Wer nun in den Standardwerken zu frühen deutschen Wagen von Schrader und seinem Vorläufer von Fersen nachschlägt, wird dort nahezu nichts zum Opel 6/16 PS-Modell finden – kein Bild, keine Prospektabbildung, keine technischen Daten.

Dieser Mangel ist nur eines von vielen Beispielen für den Bedarf nach Nachfolgern dieser stark veralteten und oft fehlerhaften Werke (die dennoch unverzichtbar sind).

Angesichts der Ausgangsituation mag man sich fragen, wie der Verfasser auf die Zuschreibung „Opel 6/16 PS“ gekommen ist. Dazu werfen wir erst einmal den üblichen Blick auf die Frontpartie:

Opel_6-16_PS_Tourer_Foto_Gorski_Jauer_Frontpartie

Auch wenn das ovale Emblem auf dem Kühler nicht lesbar ist, sprechen zwei Merkmale für ein kleines Modell von Opel aus der Zeit vor dem 1. Weltkrieg:

  • birnenförmiger Kühler mit markentypischem Verschlussdeckel
  • leicht angeschrägte Luftschlitze in der kurzen Motorhaube

Form der Nabenkappe, Zahl der Radbolzen und Trittbretthalterung am Rahmen entsprechen ebenfalls vollkommen den Verhältnissen bei Opel-Vorkriegsmodellen.

Irritierend sind auf den ersten Blick die vor 1918 unüblichen elektrischen Scheinwerfer. Sie sprechen wie die Gestaltung der Werbung für „Auto Nitsche“ im Hintergrund dafür, dass dieses Foto nach dem 1. Weltkrieg entstanden sein muss.

Das Auto selbst ist aber ganz klar ein Vorkriegsmodell.
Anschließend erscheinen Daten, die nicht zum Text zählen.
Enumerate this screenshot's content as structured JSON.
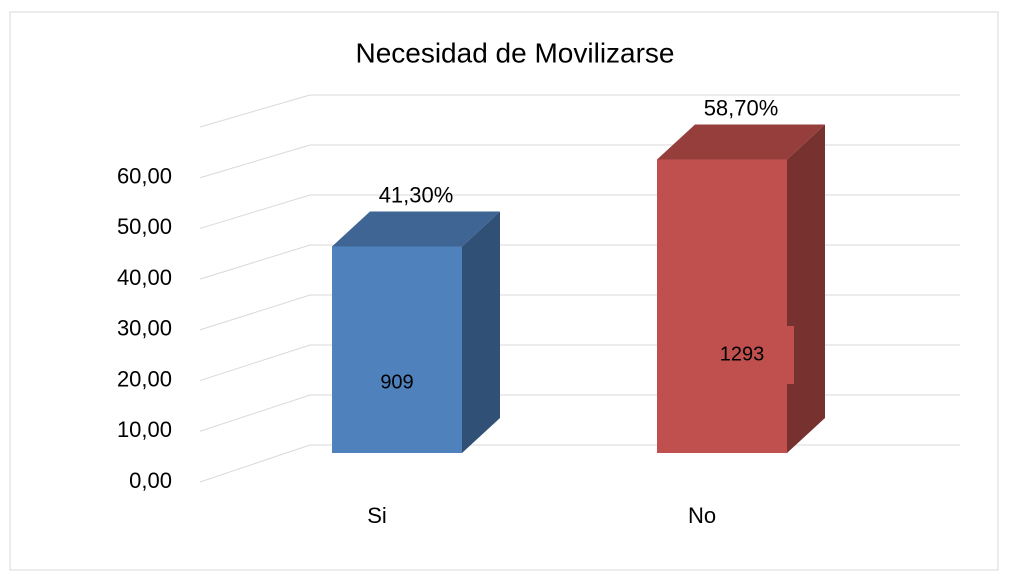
{
  "chart_data": {
    "type": "bar3d",
    "title": "Necesidad de  Movilizarse",
    "categories": [
      "Si",
      "No"
    ],
    "values": [
      41.3,
      58.7
    ],
    "value_labels": [
      "41,30%",
      "58,70%"
    ],
    "counts": [
      909,
      1293
    ],
    "colors": [
      "#4f81bd",
      "#c0504d"
    ],
    "ylim": [
      0,
      70
    ],
    "yticks": [
      {
        "value": 0,
        "label": "0,00"
      },
      {
        "value": 10,
        "label": "10,00"
      },
      {
        "value": 20,
        "label": "20,00"
      },
      {
        "value": 30,
        "label": "30,00"
      },
      {
        "value": 40,
        "label": "40,00"
      },
      {
        "value": 50,
        "label": "50,00"
      },
      {
        "value": 60,
        "label": "60,00"
      }
    ],
    "grid": true
  }
}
Zum einen begann Opel schon 1914, seine Wagen mit dem modischen Spitzkühler auszustatten, der nach Kriegsende einige Jahre Standard bleiben sollte.

Zum anderen verweisen die geschwungene seitliche Linienführung und das Fehlen eines Schwellerblechs ebenfalls auf die Zeit vor 1914:

Opel_6-16_PS_Tourer_Foto_Gorski_Jauer_Seitenpartie

Könnte das aber nicht eines der erwähnten „Puppchen“-Modelle 5/12 bzw. 5/14 PS sein, die von 1911 bis 1915 gebaut wurden?
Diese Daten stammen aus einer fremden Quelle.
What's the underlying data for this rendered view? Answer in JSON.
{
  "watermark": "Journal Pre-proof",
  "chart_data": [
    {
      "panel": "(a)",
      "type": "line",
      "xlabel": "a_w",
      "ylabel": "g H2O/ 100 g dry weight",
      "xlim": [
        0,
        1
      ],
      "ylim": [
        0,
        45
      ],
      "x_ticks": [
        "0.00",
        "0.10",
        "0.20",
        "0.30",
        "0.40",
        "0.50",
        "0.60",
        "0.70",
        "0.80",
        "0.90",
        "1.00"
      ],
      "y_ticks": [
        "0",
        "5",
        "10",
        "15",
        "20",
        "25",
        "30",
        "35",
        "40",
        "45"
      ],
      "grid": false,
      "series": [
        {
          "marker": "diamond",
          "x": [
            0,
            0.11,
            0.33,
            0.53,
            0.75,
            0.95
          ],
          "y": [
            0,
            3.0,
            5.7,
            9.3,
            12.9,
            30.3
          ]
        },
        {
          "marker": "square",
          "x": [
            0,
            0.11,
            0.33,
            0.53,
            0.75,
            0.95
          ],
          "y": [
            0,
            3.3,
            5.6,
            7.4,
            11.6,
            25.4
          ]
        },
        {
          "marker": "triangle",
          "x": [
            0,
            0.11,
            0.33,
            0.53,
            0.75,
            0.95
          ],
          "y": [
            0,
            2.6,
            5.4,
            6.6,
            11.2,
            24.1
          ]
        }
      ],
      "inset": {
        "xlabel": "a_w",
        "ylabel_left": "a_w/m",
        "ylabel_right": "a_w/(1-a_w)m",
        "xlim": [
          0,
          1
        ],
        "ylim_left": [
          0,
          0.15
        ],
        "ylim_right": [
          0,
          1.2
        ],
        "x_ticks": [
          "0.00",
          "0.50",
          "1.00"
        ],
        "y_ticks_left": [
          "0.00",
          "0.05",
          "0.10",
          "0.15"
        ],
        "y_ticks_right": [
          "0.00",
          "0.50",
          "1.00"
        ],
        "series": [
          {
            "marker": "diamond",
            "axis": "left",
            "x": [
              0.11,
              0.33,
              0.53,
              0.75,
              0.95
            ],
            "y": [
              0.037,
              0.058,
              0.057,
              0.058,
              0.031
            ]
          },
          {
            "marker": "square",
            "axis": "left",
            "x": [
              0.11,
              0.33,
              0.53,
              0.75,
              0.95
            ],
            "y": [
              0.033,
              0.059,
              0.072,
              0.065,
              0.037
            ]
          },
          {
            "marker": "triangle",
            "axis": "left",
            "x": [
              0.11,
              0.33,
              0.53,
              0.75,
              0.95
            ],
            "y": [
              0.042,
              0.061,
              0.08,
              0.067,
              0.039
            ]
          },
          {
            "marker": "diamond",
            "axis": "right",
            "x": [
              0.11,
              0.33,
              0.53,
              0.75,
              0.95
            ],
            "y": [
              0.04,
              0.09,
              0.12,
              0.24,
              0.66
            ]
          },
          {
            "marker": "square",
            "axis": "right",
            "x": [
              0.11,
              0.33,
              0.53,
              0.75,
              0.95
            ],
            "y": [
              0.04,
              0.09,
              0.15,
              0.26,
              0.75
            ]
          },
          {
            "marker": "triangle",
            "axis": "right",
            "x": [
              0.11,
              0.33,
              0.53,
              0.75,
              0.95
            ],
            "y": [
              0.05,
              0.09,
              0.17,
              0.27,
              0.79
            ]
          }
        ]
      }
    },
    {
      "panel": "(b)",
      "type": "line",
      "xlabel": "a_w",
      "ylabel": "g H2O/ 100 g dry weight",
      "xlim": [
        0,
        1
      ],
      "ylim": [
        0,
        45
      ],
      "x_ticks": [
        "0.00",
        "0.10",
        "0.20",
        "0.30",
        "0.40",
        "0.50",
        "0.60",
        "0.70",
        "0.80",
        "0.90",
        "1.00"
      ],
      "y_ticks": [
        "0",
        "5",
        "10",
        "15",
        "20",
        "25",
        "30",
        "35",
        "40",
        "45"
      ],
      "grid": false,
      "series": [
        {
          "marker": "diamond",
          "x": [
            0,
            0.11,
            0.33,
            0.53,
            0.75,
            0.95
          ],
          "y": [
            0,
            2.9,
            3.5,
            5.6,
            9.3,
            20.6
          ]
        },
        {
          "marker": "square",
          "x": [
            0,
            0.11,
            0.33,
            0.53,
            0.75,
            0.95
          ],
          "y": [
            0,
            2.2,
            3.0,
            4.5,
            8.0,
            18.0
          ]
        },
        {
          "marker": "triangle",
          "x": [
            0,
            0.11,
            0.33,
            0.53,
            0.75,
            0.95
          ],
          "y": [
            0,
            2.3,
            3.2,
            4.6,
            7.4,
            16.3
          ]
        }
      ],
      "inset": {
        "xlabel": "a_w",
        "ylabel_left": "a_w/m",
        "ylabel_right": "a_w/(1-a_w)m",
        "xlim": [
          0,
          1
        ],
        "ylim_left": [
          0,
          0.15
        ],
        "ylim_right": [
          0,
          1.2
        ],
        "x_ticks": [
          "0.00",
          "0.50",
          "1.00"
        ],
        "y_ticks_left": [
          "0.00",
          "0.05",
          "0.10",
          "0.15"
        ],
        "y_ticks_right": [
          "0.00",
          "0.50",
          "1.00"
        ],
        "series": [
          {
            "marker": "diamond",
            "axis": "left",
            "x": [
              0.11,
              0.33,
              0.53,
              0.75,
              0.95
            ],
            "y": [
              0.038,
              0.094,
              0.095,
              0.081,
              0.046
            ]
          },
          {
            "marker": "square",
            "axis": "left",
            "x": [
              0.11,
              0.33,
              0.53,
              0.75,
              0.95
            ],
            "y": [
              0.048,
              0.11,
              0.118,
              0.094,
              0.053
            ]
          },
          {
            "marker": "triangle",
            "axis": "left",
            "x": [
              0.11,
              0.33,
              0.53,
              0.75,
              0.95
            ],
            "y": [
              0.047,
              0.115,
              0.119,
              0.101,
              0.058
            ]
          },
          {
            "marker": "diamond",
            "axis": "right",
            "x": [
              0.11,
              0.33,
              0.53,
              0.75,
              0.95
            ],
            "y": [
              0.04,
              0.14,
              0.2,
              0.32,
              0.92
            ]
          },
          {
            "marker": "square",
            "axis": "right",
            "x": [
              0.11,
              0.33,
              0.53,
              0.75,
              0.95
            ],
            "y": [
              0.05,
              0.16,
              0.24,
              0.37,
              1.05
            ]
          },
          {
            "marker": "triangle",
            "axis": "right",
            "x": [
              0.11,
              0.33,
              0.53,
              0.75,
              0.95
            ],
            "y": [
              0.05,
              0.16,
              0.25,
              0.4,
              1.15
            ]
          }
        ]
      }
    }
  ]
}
Nun, die Ähnlichkeit ist vorhanden, aber einige Details passen nicht. Zu nennen ist vor allem die zweigeteilte Frontscheibe. Auf Abbildungen des Puppchens ist nach Kenntnis des Verfasser stets nur eine einteilige Scheibe zu sehen.
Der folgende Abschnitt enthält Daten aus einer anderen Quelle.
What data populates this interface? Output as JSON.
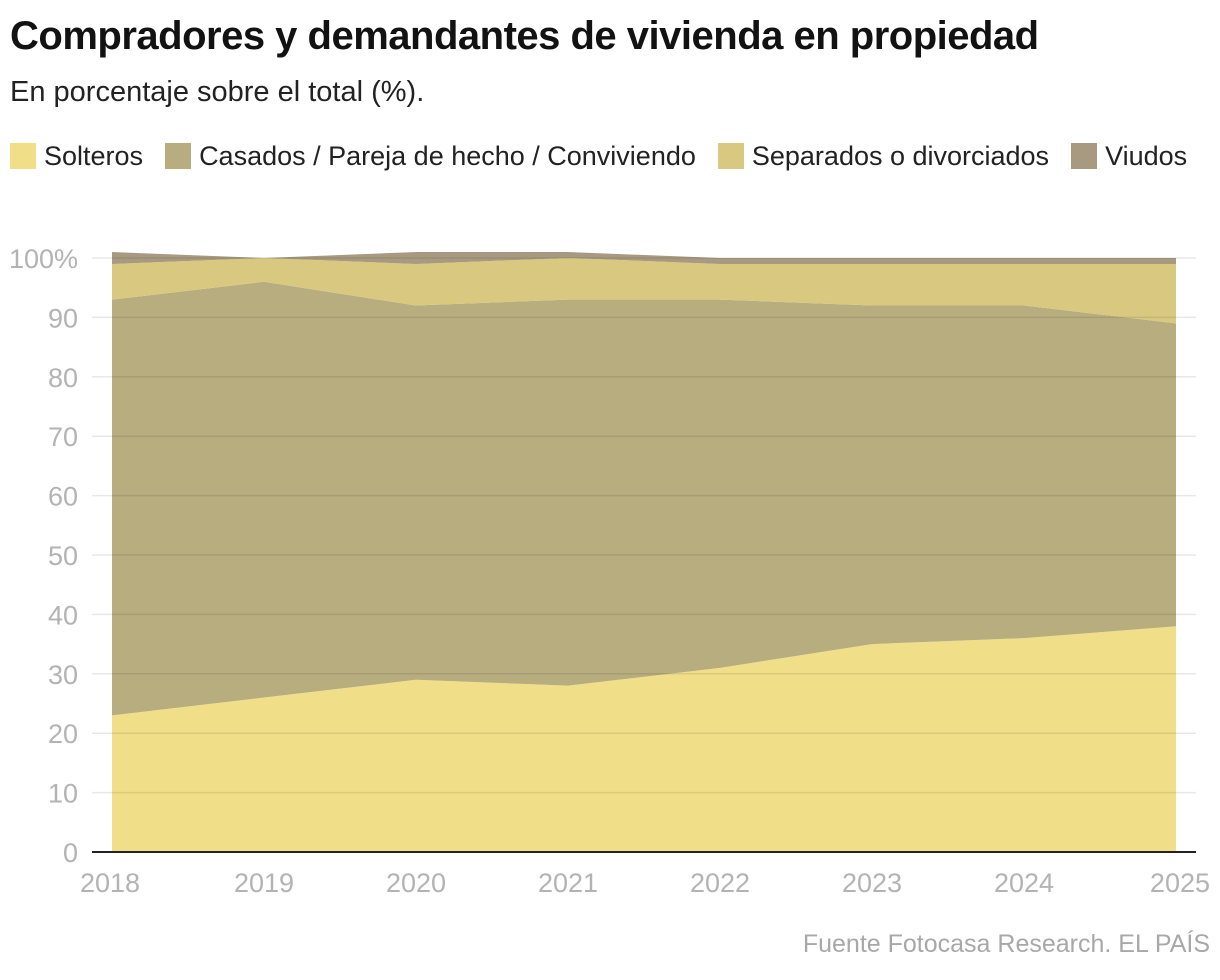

Des weiteren scheint der Opel auf dem Foto geräumiger und komfortabler ausgestattet zu sein. Nicht zuletzt wirken seine Vorderschutzbleche kräftiger.

Dumm nur, dass selbst die treffliche Opel-Fahrzeugchronik (Bartels/Manthey, Podszun-Verlag 2012) nur Bilder von 6/16-Modellen von 1911/12 zeigt, deren Aufbauten formal traditioneller waren als die Karosserie auf unserem Foto.

Zum Glück lieferte jedoch die Bildersuche im Netz auf der Website der Alt-Opel IG einen vollkommen entsprechenden Wagen des Typs Opel 6/16 PS.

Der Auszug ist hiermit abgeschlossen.